Jak możemy przeczytać w Wielkim słowniku ortograficznym PWN pod redakcją Edwarda Polańskiego, przecinka nie należy stawiać pomiędzy zwrotem imiesłowowym a bezpośrednio poprzedzającym go spójnikiem (np. a, i, iż, że) lub zaimkiem względnym (np. jaki, który, co). Autor podaje następujący przykład:
Gonzalo pędem biegł z obawy, żeby tamci jemu w tłumie nie zginęli, i odnalazłszy ich, mnie znaki dawał, bym pośpieszał.
Badacz jednak zaznacza, że możemy uczynić wyjątek tylko w przypadkach, gdy chcemy podkreślić, że zdanie po spójniku ma charakter wtrącony, np.:
Powiedziała, że ma nas dość i, obróciwszy się na pięcie, wyszła.
Według Autora słownika równie poprawne (może nawet lepsze, bo nieobciążone określoną intencją komunikacyjną) jest wypowiedzenie z następującą interpunkcją:
Powiedziała, że ma nas dość i obróciwszy się na pięcie, wyszła.

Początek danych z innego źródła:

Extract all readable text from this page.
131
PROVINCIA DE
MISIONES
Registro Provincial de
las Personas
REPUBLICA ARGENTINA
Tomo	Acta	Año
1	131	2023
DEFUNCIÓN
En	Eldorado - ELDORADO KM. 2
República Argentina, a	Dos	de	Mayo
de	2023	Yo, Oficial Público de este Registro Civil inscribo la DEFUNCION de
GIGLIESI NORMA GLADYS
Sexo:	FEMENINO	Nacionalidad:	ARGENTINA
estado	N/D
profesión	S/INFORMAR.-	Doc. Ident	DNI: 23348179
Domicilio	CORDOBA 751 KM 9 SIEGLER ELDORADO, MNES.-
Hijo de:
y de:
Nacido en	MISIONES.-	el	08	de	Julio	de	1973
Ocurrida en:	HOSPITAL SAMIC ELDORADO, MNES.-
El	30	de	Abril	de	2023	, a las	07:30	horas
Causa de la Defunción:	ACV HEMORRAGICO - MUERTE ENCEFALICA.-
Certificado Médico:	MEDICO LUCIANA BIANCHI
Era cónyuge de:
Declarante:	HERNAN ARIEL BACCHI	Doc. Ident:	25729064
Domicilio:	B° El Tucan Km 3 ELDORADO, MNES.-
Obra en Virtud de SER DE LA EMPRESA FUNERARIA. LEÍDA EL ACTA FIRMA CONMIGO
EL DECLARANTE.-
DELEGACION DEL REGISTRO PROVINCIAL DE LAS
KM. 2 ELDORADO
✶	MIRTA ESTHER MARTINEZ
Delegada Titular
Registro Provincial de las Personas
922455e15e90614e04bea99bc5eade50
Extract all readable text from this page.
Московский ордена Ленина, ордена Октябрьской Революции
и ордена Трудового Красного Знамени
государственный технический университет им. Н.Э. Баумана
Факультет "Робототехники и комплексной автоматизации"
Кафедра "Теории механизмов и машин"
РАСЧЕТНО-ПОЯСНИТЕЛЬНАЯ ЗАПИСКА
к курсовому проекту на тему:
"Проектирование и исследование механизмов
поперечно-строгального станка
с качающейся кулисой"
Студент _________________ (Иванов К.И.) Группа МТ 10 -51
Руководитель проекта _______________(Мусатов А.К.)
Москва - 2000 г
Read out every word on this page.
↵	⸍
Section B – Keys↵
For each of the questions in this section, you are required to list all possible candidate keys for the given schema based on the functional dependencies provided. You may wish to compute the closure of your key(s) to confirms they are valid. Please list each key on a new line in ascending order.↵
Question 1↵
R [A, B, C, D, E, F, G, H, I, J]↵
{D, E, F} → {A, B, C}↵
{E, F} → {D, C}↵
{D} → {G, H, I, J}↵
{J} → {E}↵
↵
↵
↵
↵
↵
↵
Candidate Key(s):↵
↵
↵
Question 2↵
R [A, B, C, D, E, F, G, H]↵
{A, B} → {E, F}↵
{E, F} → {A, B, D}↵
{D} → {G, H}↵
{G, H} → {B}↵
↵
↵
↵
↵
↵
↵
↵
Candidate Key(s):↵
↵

Jeśli chodzi o przytoczone przez Panią wypowiedzenia, mają one analogiczną strukturę. Fraza imiesłowowa może być w nich potraktowana jako wtrącenie lub nie – to zależy, czy nadawca chce położyć akcent na jej treści. Warto wspomnieć o tym, że przecinek również stawiamy przed powtórzonym spójnikiem występującym w tej samej funkcji (przykład 3: Zobaczył, jak przecina tłum ludzi i, schodząc ze sceny, skręca w stronę wyjścia, i znika mu z oczu).
W przykładzie 8 brak przecinka pomiędzy przydawkami wynika z tego, że są względem siebie nierównorzędne znaczeniowo.